Paulo’s style is remarkably simply and cloying that it holds you, pulls you, through and through, to the very last word. Her decisions are bold, sometimes wrong and sometimes right, but well, it is life, it is the way to learn. She has a diary where she writes deep things of herself and her experiences, quite philosophical that you begin to doubt her age.

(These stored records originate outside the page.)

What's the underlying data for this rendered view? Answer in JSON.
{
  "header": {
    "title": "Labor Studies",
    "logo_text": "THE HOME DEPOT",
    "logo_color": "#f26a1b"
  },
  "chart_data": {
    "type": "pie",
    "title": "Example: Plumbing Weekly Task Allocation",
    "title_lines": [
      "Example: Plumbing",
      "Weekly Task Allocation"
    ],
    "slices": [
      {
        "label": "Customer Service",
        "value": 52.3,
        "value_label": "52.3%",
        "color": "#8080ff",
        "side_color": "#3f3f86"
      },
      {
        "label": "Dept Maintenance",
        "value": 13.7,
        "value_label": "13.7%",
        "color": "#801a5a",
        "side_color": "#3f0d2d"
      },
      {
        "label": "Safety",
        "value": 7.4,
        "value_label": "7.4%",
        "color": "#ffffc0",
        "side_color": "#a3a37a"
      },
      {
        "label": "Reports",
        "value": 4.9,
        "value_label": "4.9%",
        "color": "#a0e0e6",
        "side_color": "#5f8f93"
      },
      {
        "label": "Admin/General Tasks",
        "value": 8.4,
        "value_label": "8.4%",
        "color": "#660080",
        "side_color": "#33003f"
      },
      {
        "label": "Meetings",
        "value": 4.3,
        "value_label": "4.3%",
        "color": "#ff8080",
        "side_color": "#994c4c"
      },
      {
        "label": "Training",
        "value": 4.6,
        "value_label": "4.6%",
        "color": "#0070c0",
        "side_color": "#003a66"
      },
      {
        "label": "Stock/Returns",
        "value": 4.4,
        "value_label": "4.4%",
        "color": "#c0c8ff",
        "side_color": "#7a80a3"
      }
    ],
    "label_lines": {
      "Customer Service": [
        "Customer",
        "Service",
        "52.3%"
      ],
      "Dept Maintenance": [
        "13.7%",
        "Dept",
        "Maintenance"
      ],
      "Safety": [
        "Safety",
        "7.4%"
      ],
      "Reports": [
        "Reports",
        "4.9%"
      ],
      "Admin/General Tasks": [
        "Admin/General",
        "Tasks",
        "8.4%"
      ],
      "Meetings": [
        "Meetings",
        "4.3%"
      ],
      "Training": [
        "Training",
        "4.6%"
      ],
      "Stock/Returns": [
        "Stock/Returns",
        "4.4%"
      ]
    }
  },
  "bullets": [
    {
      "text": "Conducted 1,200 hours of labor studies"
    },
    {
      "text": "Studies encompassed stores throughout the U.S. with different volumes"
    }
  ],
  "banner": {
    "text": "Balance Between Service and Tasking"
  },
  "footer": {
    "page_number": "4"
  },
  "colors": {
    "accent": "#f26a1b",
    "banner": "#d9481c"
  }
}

paulo coelho eleven minutes review

Things happen and she becomes an exotic prostitute in a bar in Geneva. Maria is a young, beautiful Brazilian girl who goes to Europe with the aim of making a lot of money through dancing. Eleven Minutes by Paulo Coelho starts with “Once upon a time, there was a prostitute called Maria.” Apart from the books I read when I was much younger, I’d never come across a book that starts with Once Upon a Time.